28 March 2010

CSI: Crime Scene Investigation (in the Pliocene)

Four million years ago a Pliocene dolphin Astadelphis gastaldii died. Its skeleton was recovered, then stored in an Italian museum where it lied unstudied for more than a century... until some researchers decided to have a deep look at it. The result was amazing.

Carved into the old dolphin bones, researcher Giovanni Bianucci and his colleagues from the University of Pisa, Italy, found visible shark bite marks. By carefully studying the morphology and disposition of the tooth marks, the authors managed to attribute the bites to the predation of a single shark, most likely a Cosmopolitodus hastalis.

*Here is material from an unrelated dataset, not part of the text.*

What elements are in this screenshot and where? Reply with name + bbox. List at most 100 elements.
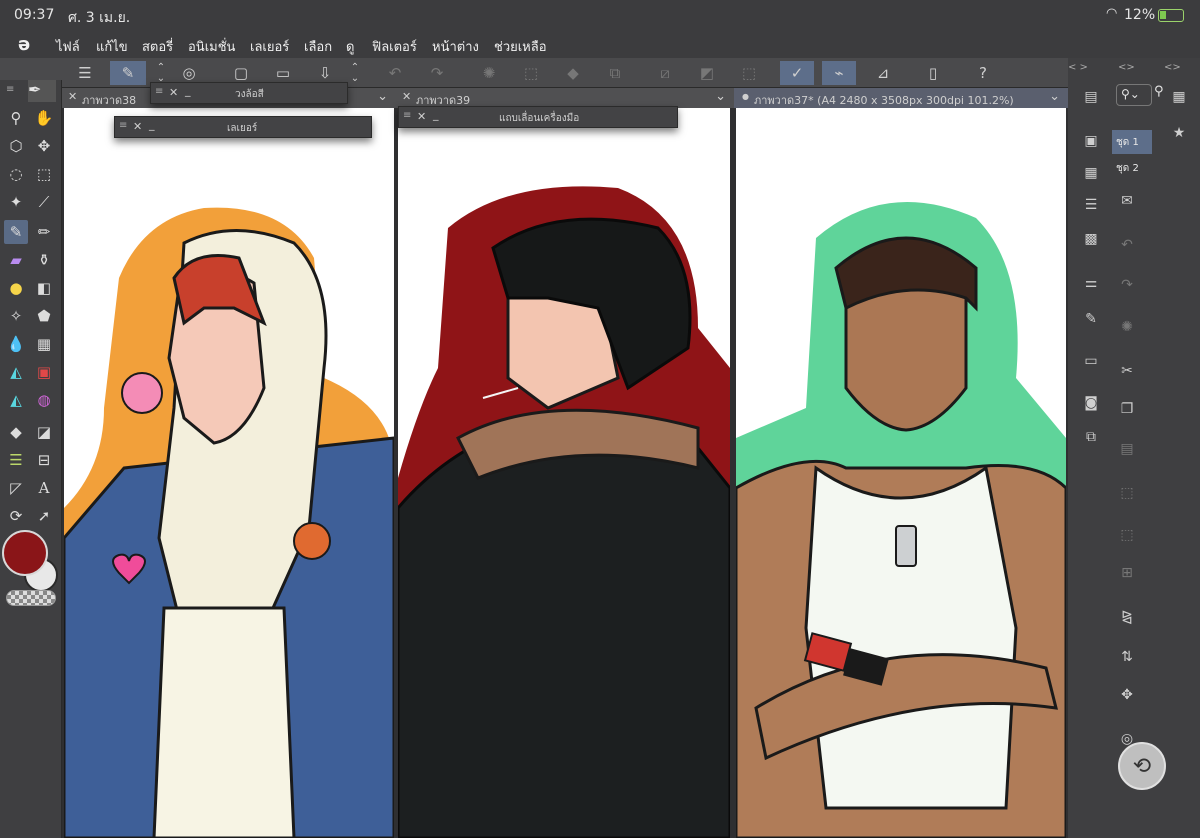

Then Bianucci and colleagues reconstructed what probably happened during the attack:
"… the shark attached from below, biting into the abdomen. Caught in the powerful bite, the dolphin would have struggled, and the shark probably detached a big amount of flesh by shaking its body from side to side. The bite would have caused severe damage and intense blood loss, because of the dense network of nerves, blood vessels and vital organs in this area. Then, already dead or in a state of shock, the dolphin rolled onto its back, and the shark bit again, close to the fleshy dorsal fin".
This study reveals how much can be inferred from skeletal remains, and offers a glimpse on ancient animal behaviour.

Silvia Bonizzoni

Drawing: Attack sequence as hypothesized by Bianucci et al.
A) the shark approached the prey; B) the shark bitted the abdomen of the dolphin; C) the dolphin, mortally injured, rolled to the left and the shark bitted adjacent to dorsal fin area.

For more information:

Bianucci G., Sorce B., Storai T., Landini W. 2010. Killing in the Pliocene: shark attack on a dolphin from Italy. Palaeontology 53(2):457–470.
Abstract - Shark bite marks, including striae, sulci and abrasions, in a well-preserved fossil dolphin skeleton referred to Astadelphis gastaldii (Cetacea, Delphinidae) from Pliocene sediments of Piedmont (northern Italy), are described in detail. The exceptional combination of a fossil dolphin having a significant part of the skeleton preserved and a large number of bite marks on the bones represents one of the few detailed documentations of shark attack in the past. Most bite marks have been referred to a shark about 4 m long with unserrated teeth, belonging to Cosmopolitodus hastalis, on the basis of their shape and their general disposition on the dolphin skeleton. According to our hypothesis, the shark attacked the dolphin with an initial mortal bite to the abdomen from the rear and right, in a similar way as observed for the living white shark when attacking pinnipeds. A second, less strong, bite was given on the dorsal area when the dolphin, mortally injured, probably rolled to the left. The shark probably released the prey, dead or dying, and other sharks or fishes probably scavenged the torn body of the dolphin.